The virus appears to have spread to other countries.
One of the world’s top computer security experts – Eugene Kaspersky – said this week that the virus has attacked a Russian nuclear reactor. As The Register notes:
The infamous Stuxnet malware thought to have been developed by the US and Israel to disrupt Iran’s nuclear facilities, also managed to cause chaos at a Russian nuclear plant, according to Eugene Kaspersky.
The revelation came during a Q&A session after a speech at Australia’s National Press Club last week, in which he argued that those spooks responsible for “offensive technologies” don’t realise the unintended consequences of releasing malware into the wild.
“Everything you do is a boomerang,” he added. “It will get back to you.”
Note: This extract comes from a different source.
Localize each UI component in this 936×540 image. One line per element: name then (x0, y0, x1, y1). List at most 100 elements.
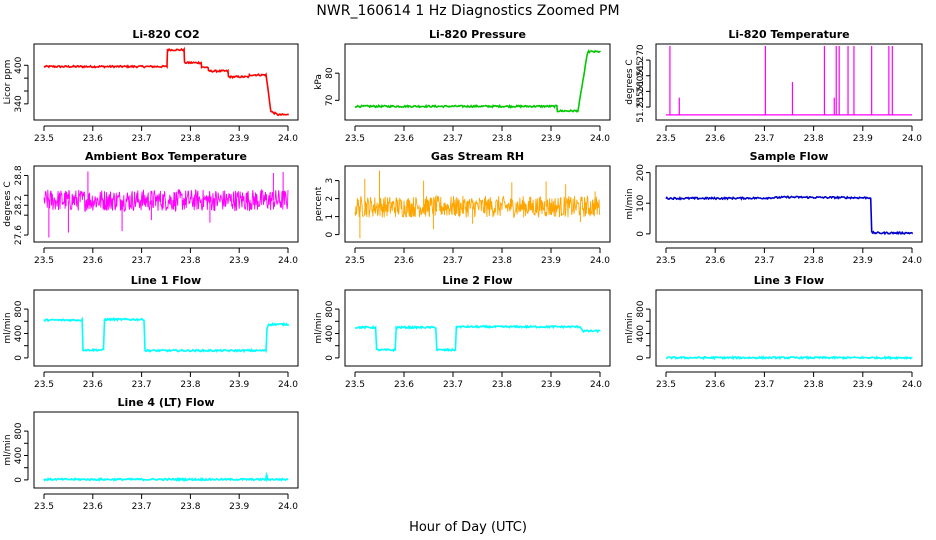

“Unfortunately, it’s very possible that other nations which are not in a conflict will be victims of cyber attacks on critical infrastructure,” said Kaspersky.
“It’s cyber space. [There are] no borders, [and many facilities share the] same systems.”
Not finished there, Kaspersky also claimed to have heard from “Russian space guys” in the know that even machines on the International Space Station had been infected “from time to time” after scientists arrived aboard with infected USBs.